Analytics: the core to skills strategy

Dan Whelan explains why managers need analytics for insight into organisations’ skills gaps

 

Digital transformation demands that companies rapidly evolve, and employers need to provide their employees with learning opportunities to help them keep pace. Numerous microlearning, adaptive, AI-enabled, and virtual reality learning platforms are on the rise, gaining popularity and hype for their purported effectiveness, convenience, and overall innovative approach to learning. But new types of learning and ever-changing content require new ways of evaluating the effectiveness of training, upskilling, and reskilling.

Analytics as strategy
This should be no surprise, and it’s not a complicated formula. But it’s crucial for business leaders to view employee upskilling and reskilling data as part of their strategic plan. Better employee learning evaluation can’t be an afterthought. If the evaluation is insufficient, you can’t tell if the learning is effective. If the learning isn’t helping your employees excel, then you’ll find yourself at a competitive disadvantage in a fast-changing world.  

For business leaders, a lack of data and analytics on the performance of learning programmes and correlation to business outcomes can be costly. Business leaders need real-time data on their learning systems at both the individual and organisational level to make better decisions and course correct when necessary. The old ways of merely acquiring qualitative feedback and participation rates on employee learning won’t cut it – especially not at scale. 

Microlearning powered analytics
The right type of microlearning can help with the analytics problem. Well-designed microlearning platforms based on the principles of neuroscience employ scenario-based testing and spaced repetition, which provides learners with practical challenges that help them retain knowledge. The results of these types of tests can also provide a trove of data for HR, learning professionals, and managers alike.

It’s crucial for business leaders to view employee upskilling and reskilling data as part of their strategic plan

Another quality of good microlearning is providing individual employees customised and precision learning opportunities and evaluations – and that’s a strength for analytics, not a weakness. Personalised testing evinces personalised results. Therefore, if a particular employee struggles to complete the testing of a specific topic, it’s easy to measure what exactly they were missing and provide immediate coaching or additional, customised training. 

In the aggregate, that could show larger trends, too. If numerous employees across an organisation struggle with the same programme, themes or topics that may indicate that something larger than a single employee’s learning needs to be addressed.

Into the tech stack
The big question is how to go about capturing and using those analytics effectively. The key is automation and integration with your organisation’s larger tech stack. 
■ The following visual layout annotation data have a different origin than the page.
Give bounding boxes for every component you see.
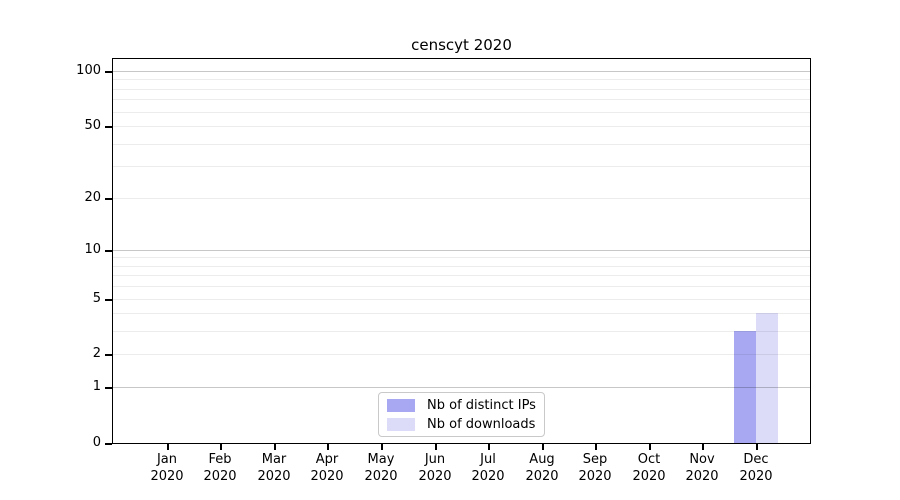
bar-downloads xyxy=(756,313,778,443)
x-tick-mark xyxy=(702,444,704,450)
y-tick-label: 2 xyxy=(92,346,101,361)
major-gridline xyxy=(113,387,810,388)
x-tick-label: May 2020 xyxy=(349,451,413,485)
bars-layer xyxy=(113,59,810,443)
y-tick-label: 10 xyxy=(84,242,101,257)
legend-label: Nb of distinct IPs xyxy=(427,397,536,413)
x-tick-label: Jun 2020 xyxy=(403,451,467,485)
x-tick-label: Oct 2020 xyxy=(617,451,681,485)
x-tick-month: Jun xyxy=(424,452,446,467)
x-tick-month: May xyxy=(367,452,395,467)
x-tick-mark xyxy=(381,444,383,450)
y-tick-label: 0 xyxy=(92,435,101,450)
x-tick-year: 2020 xyxy=(739,469,773,484)
x-tick-mark xyxy=(167,444,169,450)
x-tick-label: Jul 2020 xyxy=(456,451,520,485)
minor-gridline xyxy=(113,79,810,80)
minor-gridline xyxy=(113,286,810,287)
y-tick-label: 100 xyxy=(76,63,101,78)
x-tick-label: Nov 2020 xyxy=(670,451,734,485)
minor-gridline xyxy=(113,257,810,258)
y-tick-mark xyxy=(105,354,112,356)
x-tick-year: 2020 xyxy=(364,469,398,484)
legend-item: Nb of distinct IPs xyxy=(387,398,544,413)
x-tick-year: 2020 xyxy=(150,469,184,484)
legend: Nb of distinct IPs Nb of downloads xyxy=(378,392,545,437)
minor-gridline xyxy=(113,313,810,314)
x-tick-month: Dec xyxy=(743,452,769,467)
y-tick-mark xyxy=(105,443,112,445)
minor-gridline xyxy=(113,266,810,267)
y-tick-label: 50 xyxy=(84,118,101,133)
x-tick-year: 2020 xyxy=(525,469,559,484)
x-tick-year: 2020 xyxy=(471,469,505,484)
legend-item: Nb of downloads xyxy=(387,417,544,432)
x-tick-month: Aug xyxy=(529,452,555,467)
y-tick-mark xyxy=(105,250,112,252)
major-gridline xyxy=(113,71,810,72)
x-tick-label: Dec 2020 xyxy=(724,451,788,485)
minor-gridline xyxy=(113,112,810,113)
minor-gridline xyxy=(113,354,810,355)
x-tick-label: Feb 2020 xyxy=(188,451,252,485)
legend-swatch xyxy=(387,398,415,412)
chart-title: censcyt 2020 xyxy=(411,36,512,54)
x-tick-mark xyxy=(274,444,276,450)
x-tick-year: 2020 xyxy=(578,469,612,484)
x-tick-mark xyxy=(488,444,490,450)
y-tick-label: 1 xyxy=(92,379,101,394)
x-tick-mark xyxy=(595,444,597,450)
x-tick-mark xyxy=(220,444,222,450)
x-tick-month: Jan xyxy=(156,452,178,467)
major-gridline xyxy=(113,250,810,251)
x-tick-month: Apr xyxy=(315,452,339,467)
legend-label: Nb of downloads xyxy=(427,416,536,432)
y-tick-mark xyxy=(105,126,112,128)
y-tick-mark xyxy=(105,71,112,73)
x-tick-year: 2020 xyxy=(203,469,237,484)
minor-gridline xyxy=(113,299,810,300)
minor-gridline xyxy=(113,99,810,100)
x-tick-mark xyxy=(435,444,437,450)
x-tick-year: 2020 xyxy=(418,469,452,484)
x-tick-label: Jan 2020 xyxy=(135,451,199,485)
x-tick-month: Sep xyxy=(582,452,608,467)
x-tick-year: 2020 xyxy=(685,469,719,484)
minor-gridline xyxy=(113,166,810,167)
x-tick-month: Mar xyxy=(261,452,287,467)
legend-swatch xyxy=(387,417,415,431)
x-tick-month: Nov xyxy=(689,452,715,467)
y-tick-mark xyxy=(105,299,112,301)
bar-distinct-ips xyxy=(734,331,756,443)
x-tick-label: Sep 2020 xyxy=(563,451,627,485)
x-tick-mark xyxy=(542,444,544,450)
y-tick-mark xyxy=(105,387,112,389)
x-tick-month: Jul xyxy=(480,452,496,467)
x-tick-year: 2020 xyxy=(257,469,291,484)
minor-gridline xyxy=(113,198,810,199)
plot-area xyxy=(112,58,811,444)
minor-gridline xyxy=(113,126,810,127)
y-tick-label: 5 xyxy=(92,291,101,306)
x-tick-year: 2020 xyxy=(310,469,344,484)
minor-gridline xyxy=(113,331,810,332)
y-tick-label: 20 xyxy=(84,190,101,205)
x-tick-mark xyxy=(327,444,329,450)
grid-layer xyxy=(113,59,810,443)
x-tick-label: Apr 2020 xyxy=(295,451,359,485)
y-tick-mark xyxy=(105,198,112,200)
minor-gridline xyxy=(113,89,810,90)
minor-gridline xyxy=(113,275,810,276)
x-tick-label: Aug 2020 xyxy=(510,451,574,485)
minor-gridline xyxy=(113,144,810,145)
x-tick-month: Oct xyxy=(637,452,661,467)
x-tick-month: Feb xyxy=(208,452,232,467)
x-tick-year: 2020 xyxy=(632,469,666,484)
x-tick-label: Mar 2020 xyxy=(242,451,306,485)
x-tick-mark xyxy=(649,444,651,450)
x-tick-mark xyxy=(756,444,758,450)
Microlearning and similar next generation learning platforms are not necessarily intended to replace current technology investments, but rather enhance, compliment, and extend existing apps and tools that workers use every day. Beyond the expected sorts of tools like communication platforms, microlearning should offer the ability to easily integrate with learning management systems (LMS), human capital management, work management, sales enablement and communication and collaboration platforms in an employee’s tech stack. This allows learning to be delivered in the flow of work as well as facilitate the flow of critical data for analytics and insights.

Too often, good data is stuck in the LMS, or within HR making sharing and the ability to combine data for analysis and surfacing of correlations and trends nearly impractical. At best, silos force teams to enter data manually across systems, which is agonisingly slow and introduces human error. 

When learning platforms are integrated into an organisations’ tech stack, business leaders have an elevated level of observability across all relevant systems, which helps them spot trends and identify problems in real-time so they can make more informed decisions about where intervention and remedial action is required.

Ironically, that brings us back to the important role of qualitative feedback in employee learning. Data is incredibly valuable, analytics provide unparalleled insights, and automation makes everything go faster and can close gaps quickly. But managers, trainers, and learning professionals can use all of those tools to augment what they do best, and what cannot be automated. They know their individual employees as people and can often read between the lines of test results. They can offer coaching or mentoring to individual employees or entire teams, combining the best of technology with the best of themselves. 

Moving forward
In the end, smart business leaders will keep their employees happy, engaged, and empowered. They’ll integrate the best of microlearning and the latest technology innovations to help their employees learn and retain knowledge, identify weaknesses and offer remedies so they can thrive, and generate analysis on resulting data – and then they’ll augment it all with the human touch.

By making analytics about the effectiveness of employee learning programmes part of their company’s strategy and culture, leaders will position their organisations for success in the immediate and far future.